Dr Roy Guerrero, a Consultant Paediatrician, was present at Uvalde Memorial Hospital in Texas the day of the massacre of 19 children and two teachers on 24 May 2022. 

On 8 June, the US House of Representative oversight committee heard testimony from Dr Guerrero at a hearing on gun violence. The following are excerpts from his statement: 

“I was called here today as a witness. But I showed up because I am a doctor. Because many years ago I swore an oath to do no harm. After witnessing first-hand the carnage in my hometown of Uvalde, to stay silent would have betrayed that oath. 

“I have lived in Uvalde my whole life. In fact, I attended Robb Elementary school myself as a kid. Back then we were able to run between classrooms with ease to visit our friends. 

“It was right around lunchtime on a Tuesday (24 May) that a gunman entered the school through the main door without restriction and massacred 19 students and two teachers. I will never forget what I saw that day. 

“It started like any typical Tuesday at our paediatric clinic. Then at 12.30 business as usual stopped and with it my heart. 

“A colleague from a San Antonio trauma centre texted me a message: ‘Why are the paediatric surgeons and anaesthesiologists on-call for a mass shooting in Uvalde?’ 

“I raced to the hospital to find parents outside yelling children’s names and sobbing as they begged for any news related to their child. Those mothers’ cries I will never get out of my head. 

“As I entered the chaos of the ER, the first casualty I came across was Miah Cerrillo. She was sitting in the hallway. Her face was still, she was clearly in shock, but her whole body was shaking from the adrenaline coursing through it. The white shirt she wore was covered in blood and her shoulder was bleeding from a shrapnel injury. Sweet Miah. I’ve known her her whole life. As a baby she survived major liver surgeries against all odds. 

“When I saw Miah sitting there I remembered having seen her parents outside, I raced outside to let them know Miah was alive. I wasn’t ready for their next urgent and desperate question: “Where’s Elena?” Elena is Miah’s eight-year-old sister, who was also at Robb at the time of the shooting. I had heard from some nurses that there were ‘two dead children’ who had been moved to the surgical area of the hospital. As I made my way there I prayed I wouldn’t find her. 

“I didn’t find Elena, but what I did find was something no prayer will ever relieve…. Two children, whose bodies had been so pulverised, decapitated by the bullets fired at them, over and over again, whose flesh had been so ripped apart, that the only clue as to their identities were the blood-spattered cartoon clothes still clinging to them. 

“I could only hope these two bodies were the tragic exception to the list of survivors.
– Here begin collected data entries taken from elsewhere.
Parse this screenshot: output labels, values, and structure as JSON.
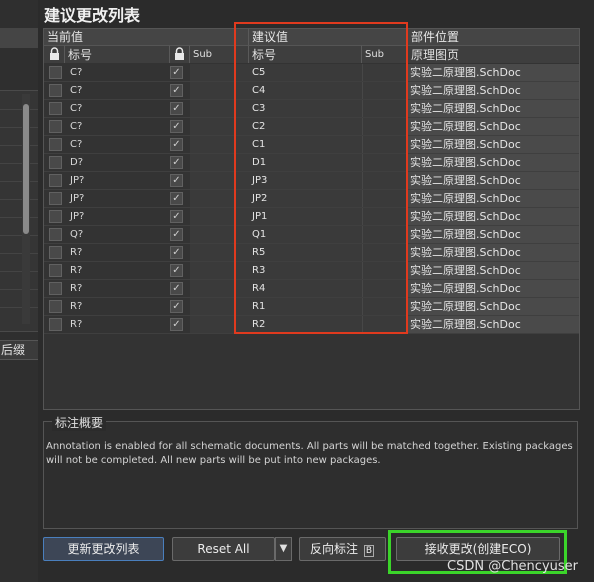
{
  "dialog": {
    "title": "建议更改列表"
  },
  "left_panel": {
    "suffix_label": "后缀"
  },
  "grid": {
    "group_current": "当前值",
    "group_suggested": "建议值",
    "group_location": "部件位置",
    "col_current_designator": "标号",
    "col_current_sub": "Sub",
    "col_suggested_designator": "标号",
    "col_suggested_sub": "Sub",
    "col_location": "原理图页",
    "rows": [
      {
        "current": "C?",
        "checked": "✓",
        "suggested": "C5",
        "location": "实验二原理图.SchDoc"
      },
      {
        "current": "C?",
        "checked": "✓",
        "suggested": "C4",
        "location": "实验二原理图.SchDoc"
      },
      {
        "current": "C?",
        "checked": "✓",
        "suggested": "C3",
        "location": "实验二原理图.SchDoc"
      },
      {
        "current": "C?",
        "checked": "✓",
        "suggested": "C2",
        "location": "实验二原理图.SchDoc"
      },
      {
        "current": "C?",
        "checked": "✓",
        "suggested": "C1",
        "location": "实验二原理图.SchDoc"
      },
      {
        "current": "D?",
        "checked": "✓",
        "suggested": "D1",
        "location": "实验二原理图.SchDoc"
      },
      {
        "current": "JP?",
        "checked": "✓",
        "suggested": "JP3",
        "location": "实验二原理图.SchDoc"
      },
      {
        "current": "JP?",
        "checked": "✓",
        "suggested": "JP2",
        "location": "实验二原理图.SchDoc"
      },
      {
        "current": "JP?",
        "checked": "✓",
        "suggested": "JP1",
        "location": "实验二原理图.SchDoc"
      },
      {
        "current": "Q?",
        "checked": "✓",
        "suggested": "Q1",
        "location": "实验二原理图.SchDoc"
      },
      {
        "current": "R?",
        "checked": "✓",
        "suggested": "R5",
        "location": "实验二原理图.SchDoc"
      },
      {
        "current": "R?",
        "checked": "✓",
        "suggested": "R3",
        "location": "实验二原理图.SchDoc"
      },
      {
        "current": "R?",
        "checked": "✓",
        "suggested": "R4",
        "location": "实验二原理图.SchDoc"
      },
      {
        "current": "R?",
        "checked": "✓",
        "suggested": "R1",
        "location": "实验二原理图.SchDoc"
      },
      {
        "current": "R?",
        "checked": "✓",
        "suggested": "R2",
        "location": "实验二原理图.SchDoc"
      }
    ]
  },
  "summary": {
    "title": "标注概要",
    "text": "Annotation is enabled for all schematic documents. All parts will be matched together. Existing packages will not be completed. All new parts will be put into new packages."
  },
  "buttons": {
    "update_list": "更新更改列表",
    "reset_all": "Reset All",
    "back_annotate": "反向标注",
    "back_annotate_shortcut": "B",
    "accept_changes": "接收更改(创建ECO)"
  },
  "watermark": "CSDN @Chencyuser",
  "colors": {
    "highlight_red": "#e03a1e",
    "highlight_green": "#3bd42a",
    "primary_border": "#4a7fbd"
  }
}
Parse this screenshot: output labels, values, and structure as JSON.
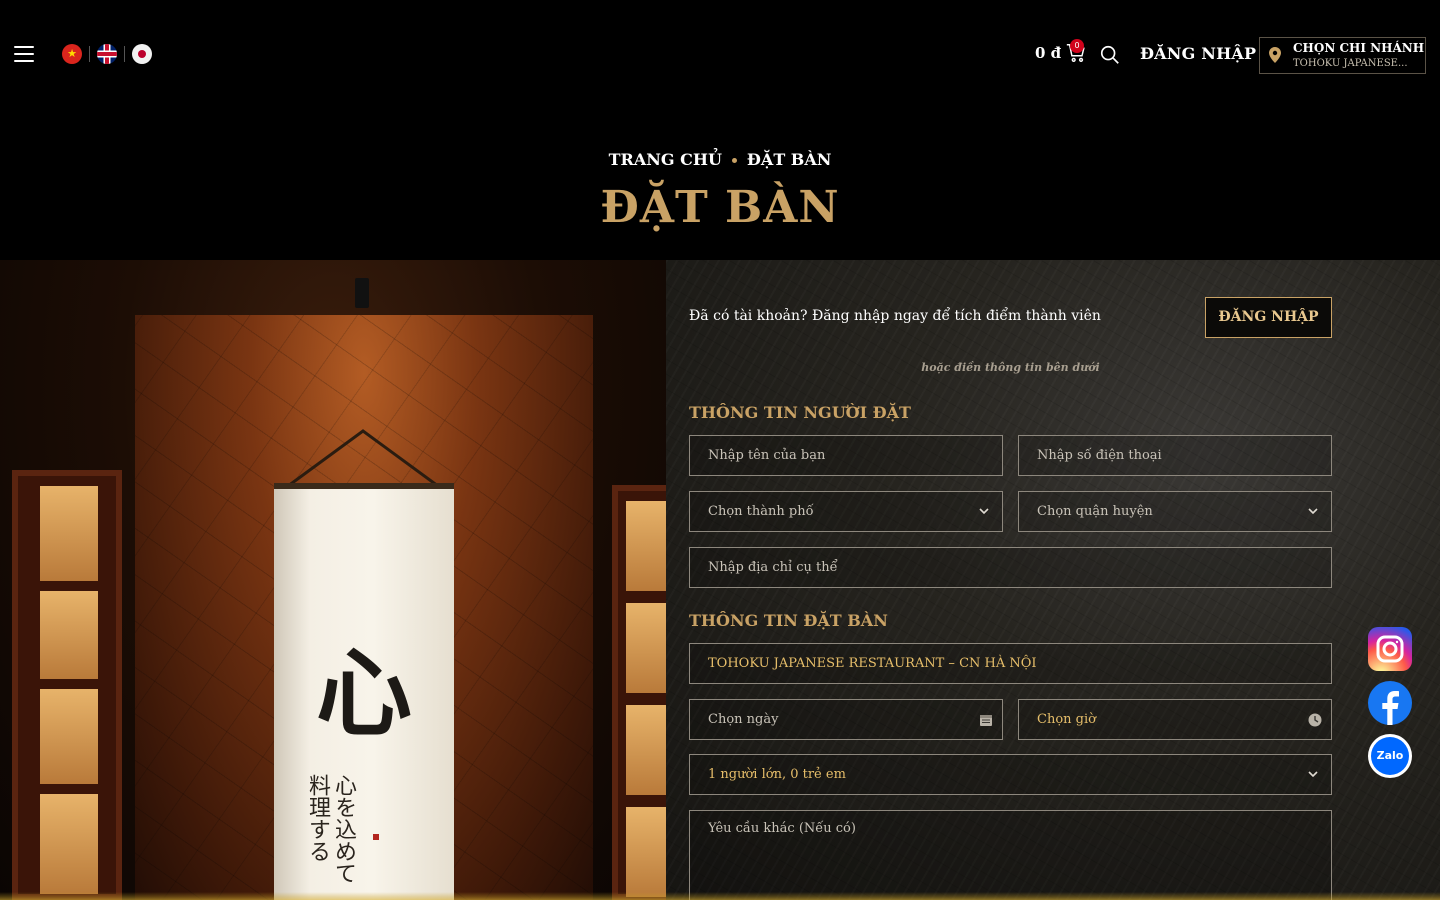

But as I waited there with my fellow Uvalde doctors, nurses, first responders, and hospital staff for the other casualties we hoped to save, they never arrived. All that remained was the bodies of 17 more children and the two teachers who cared so much for them. 

“Innocent children all over the country today are dead because laws and policy allow people to buy weapons before they’re legally even old enough to buy a pack of beer. They are dead because restrictions have been allowed to lapse. They’re dead because there are no rules about where guns are kept. Because no one is paying attention to who is buying them…. 

“(Members of Congress) you are the doctors and our country is the patient. We are lying on the operating table, riddled with bullets like the children of Robb Elementary and so many other schools. We are bleeding out and you are not there. You are sitting in your office filling out the paperwork so you can get paid. 

My oath as a doctor means that I signed up to save lives. I do my job. I am here to plead. To beg. To please, please do yours.”